16

I've discovered an issue impacting several unit tests at my work, which only happens when the unit tests are run with valgrind, in that the value returned from std::cos and std::sin are different for identical inputs depending on if the unit test is run in isolation versus run under valgrind.

This issue only seems to happen for some specific inputs, because many unit tests pass which run through the same code.

Here's a minimally reproducible example (slightly worsened so that my compiler wouldn't optimize away any of the logic):

#include <complex>
#include <iomanip>
#include <iostream>

int main()
{
    std::complex<long double> input(0,0), output(0,0);

    input = std::complex<long double>(39.21460183660255L, -40);
    std::cout << "input: " << std::setprecision(20) << input << std::endl;

    output = std::cos(input);
    std::cout << "output: " << std::setprecision(20) << output << std::endl;

    if (std::abs(output) < 5.0)
    {
        std::cout << "TEST FAIL" << std::endl;
        return 1;
    }

    std::cout << "TEST PASS" << std::endl;
    return 0;
}

Output when run normally:

input: (39.21460183660254728,-40)
output: (6505830161375283.1118,117512680740825220.91)
TEST PASS

Output when run under valgrind:

input: (39.21460183660254728,-40)
output: (0.18053126362312540976,3.2608771240037195405)
TEST FAIL

Notes:

  • OS: Red Hat Enterprise Linux 7
  • Compiler: Intel OneAPI 2022 Next generation DPP/C++ Compiler
  • Valgrind: 3.20 (built with same compiler), also occurred on official distribution of 3.17
  • Issue did not manifest when unit tests were built with GCC-7 (cannot go back to that compiler) or GCC-11 (another larger bug with boost prevents us from using this with valgrind)
  • -O0/1/2/3 make no difference on this issue
  • only compiler flag I have set is "-fp-speculation=safe", which otherwise if unset causes numerical precision issues in other unit tests

Is there any better ways I can figure out what's going on to resolve this situation, or should I submit a bug report to valgrind?
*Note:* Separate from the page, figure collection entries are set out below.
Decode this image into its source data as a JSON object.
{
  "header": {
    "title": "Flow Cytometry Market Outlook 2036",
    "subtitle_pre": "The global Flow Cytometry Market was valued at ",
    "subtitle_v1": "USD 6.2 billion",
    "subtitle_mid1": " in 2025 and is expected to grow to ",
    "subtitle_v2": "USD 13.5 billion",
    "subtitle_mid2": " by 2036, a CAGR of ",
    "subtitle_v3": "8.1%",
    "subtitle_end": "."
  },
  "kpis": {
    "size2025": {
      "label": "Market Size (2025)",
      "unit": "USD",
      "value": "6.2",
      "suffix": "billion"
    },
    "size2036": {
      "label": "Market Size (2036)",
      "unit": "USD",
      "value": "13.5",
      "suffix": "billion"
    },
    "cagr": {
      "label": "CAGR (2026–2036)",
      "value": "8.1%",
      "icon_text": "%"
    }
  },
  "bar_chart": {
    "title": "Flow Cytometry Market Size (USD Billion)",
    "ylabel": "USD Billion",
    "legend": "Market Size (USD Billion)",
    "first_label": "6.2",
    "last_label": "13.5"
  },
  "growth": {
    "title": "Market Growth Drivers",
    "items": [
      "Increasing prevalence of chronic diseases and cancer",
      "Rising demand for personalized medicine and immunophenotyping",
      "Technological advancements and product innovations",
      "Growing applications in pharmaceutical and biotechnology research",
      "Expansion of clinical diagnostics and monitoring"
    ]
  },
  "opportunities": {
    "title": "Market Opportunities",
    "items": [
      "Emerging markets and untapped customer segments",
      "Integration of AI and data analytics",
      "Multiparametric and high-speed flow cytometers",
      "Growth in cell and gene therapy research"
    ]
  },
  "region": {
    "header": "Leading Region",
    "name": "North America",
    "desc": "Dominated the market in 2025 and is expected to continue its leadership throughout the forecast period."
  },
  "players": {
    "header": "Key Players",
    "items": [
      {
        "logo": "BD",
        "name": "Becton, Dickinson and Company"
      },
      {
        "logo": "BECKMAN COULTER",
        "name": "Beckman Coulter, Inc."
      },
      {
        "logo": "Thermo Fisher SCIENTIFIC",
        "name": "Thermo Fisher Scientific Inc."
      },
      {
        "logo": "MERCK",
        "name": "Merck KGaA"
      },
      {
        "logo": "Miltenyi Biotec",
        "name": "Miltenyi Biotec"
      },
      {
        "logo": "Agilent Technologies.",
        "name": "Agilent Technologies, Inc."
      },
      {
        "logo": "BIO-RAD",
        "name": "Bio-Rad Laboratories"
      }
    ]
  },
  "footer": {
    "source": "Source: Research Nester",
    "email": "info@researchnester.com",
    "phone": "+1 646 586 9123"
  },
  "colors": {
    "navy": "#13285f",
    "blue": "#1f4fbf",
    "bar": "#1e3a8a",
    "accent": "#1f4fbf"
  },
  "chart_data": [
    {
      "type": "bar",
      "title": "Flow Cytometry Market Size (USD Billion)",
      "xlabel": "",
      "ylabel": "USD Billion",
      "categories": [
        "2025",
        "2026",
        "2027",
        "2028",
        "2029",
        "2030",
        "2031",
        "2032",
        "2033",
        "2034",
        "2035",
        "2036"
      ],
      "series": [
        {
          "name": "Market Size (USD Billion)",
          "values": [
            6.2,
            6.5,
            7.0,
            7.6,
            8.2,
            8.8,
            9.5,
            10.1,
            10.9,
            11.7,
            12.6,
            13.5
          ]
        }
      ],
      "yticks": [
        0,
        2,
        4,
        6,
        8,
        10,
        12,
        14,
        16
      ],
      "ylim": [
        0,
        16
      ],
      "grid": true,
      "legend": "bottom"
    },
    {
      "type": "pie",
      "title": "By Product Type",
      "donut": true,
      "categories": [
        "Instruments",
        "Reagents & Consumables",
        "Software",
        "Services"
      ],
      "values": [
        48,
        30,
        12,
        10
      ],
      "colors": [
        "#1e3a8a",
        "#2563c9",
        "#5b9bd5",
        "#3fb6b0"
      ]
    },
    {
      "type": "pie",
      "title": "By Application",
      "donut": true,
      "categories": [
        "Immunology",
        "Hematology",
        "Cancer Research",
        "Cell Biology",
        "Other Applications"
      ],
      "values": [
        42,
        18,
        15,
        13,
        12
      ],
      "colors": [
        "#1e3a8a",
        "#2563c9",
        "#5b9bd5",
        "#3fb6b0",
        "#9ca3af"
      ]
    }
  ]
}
I hope this issue is benign but I want to be able to trust my valgrind output.

phuclv
  • 37,963
  • 15
  • 156
  • 475
Yattabyte
  • 1,280
  • 14
  • 28
  • 1
    does the compiler (without valgrind) give the same output with `-O0` `-O2` and `-O3`? – bolov Jan 11 '23 at 23:00
  • 2
    Is `-ffast-math`, `-Ofast` or any other "make floating point math fast" option enabled in one build but not the other? Please show _all_ the compiler options you use in both cases. – Ted Lyngmo Jan 11 '23 at 23:04
  • @TedLyngmo precise math is enabled. Too many issues with fast math with this compiler. -O3 is used, but the compiler still enables a bunch of its own optimizations by default. – Yattabyte Jan 11 '23 at 23:09
  • @bolov I'll repeat the test with different optimization levels and report back – Yattabyte Jan 11 '23 at 23:09
  • 1
    If you show the exact set of options used we could perhaps help rule out that it's any of those that makes it behave strangely when valgrind is running the program. Far fetched perhaps, but, you never know. Edit: I just tested it myself with `g++ -o valtry valtry.cpp` and it does indeed give two different outputs. – Ted Lyngmo Jan 11 '23 at 23:12
  • @bolov I tried with -O0/1/2/3 yielding identical output between the normal runs, and identical output between the valgrind runs (that is to say the behaviour is unchanged and still incorrect) – Yattabyte Jan 11 '23 at 23:29
  • 1
    I also gave `clang++` a go. Same results. `-fsanitize=address,undefined` does not affect the result like `valgrind` though. Interesting article: [Herbgrind Part 7: What About Square Root?](http://alex.uwplse.org/2017/08/05/herbgrind-7-what-about-square-root.html) – Ted Lyngmo Jan 11 '23 at 23:32
  • 1
    @TedLyngmo regarding additional compiler flags, I only have 1 thing set which is required as the intel compilers are overly aggressive with floating point optimizations: "-fp-speculation=safe". Edit: The intel compiler I'm using is based off of clang these days, so I suppose your results make sense. – Yattabyte Jan 11 '23 at 23:36
  • 2
    Do the normal and valgrind outputs differ if you use `double` instead of `long double`? Do they differ if you set the imaginary part of `input` to 0? Do they differ if you set the imaginary part to 0 and the real part to 0? To π/2? To π? To 2π? To 8? 16? 32? By the way, why are you using a `double` constant with a `long double`, `39.21460183660255` instead of `39.21460183660255L`? – Eric Postpischil Jan 11 '23 at 23:47
  • @LayneBernardo: It is in the complex domain. cos(z) is (e^(iz)+e^(−iz))/2. – Eric Postpischil Jan 11 '23 at 23:47
  • @EricPostpischil Yup, that was it lol – Layne Bernardo Jan 11 '23 at 23:51
  • @LayneBernardo this is a contrived example reduced from a working algorithm. The cosine result was the first part of the algorithm that yielded a different result when run with valgrind given a very specific set of inputs – Yattabyte Jan 11 '23 at 23:52
  • @EricPostpischil good catch on the missing long, that was an oversight on my part. Doesn't change the behaviour of the issue sadly, but I'll update the example in my post. I can try changing the components of the input, however i know that many different inputs /do work/, just this (and a few other) inputs cause this issue. To clarify, the value chosen in this example is the result of a computation in an algorithm I cannot share, which is correct too with valgrind, but when consumed by cos/sin give the wrong results with valgrind. – Yattabyte Jan 11 '23 at 23:59
  • @Yattabyte That was Eric :) – Layne Bernardo Jan 12 '23 at 00:02
  • It is absolutely a bug in valgrind -- it's not supposed to change the behavior of your program in such a way. As long as you run the same binary, that is. – Yakov Galka Jan 12 '23 at 03:57
  • 7
    This sounds like a duplicate of this https://bugs.kde.org/show_bug.cgi?id=333625 issue. It needs debugging down to the opcode level to see where the difference is. The most likely thing is that ICC is using an opcode that the Valgrind VM doesn't correctly emulate. – Paul Floyd Jan 12 '23 at 08:53
  • 1
    And most likely a) only working at 64 bit precision and b) not correctly converting to whatever precision ICC is using – Paul Floyd Jan 12 '23 at 09:21

0 Answers0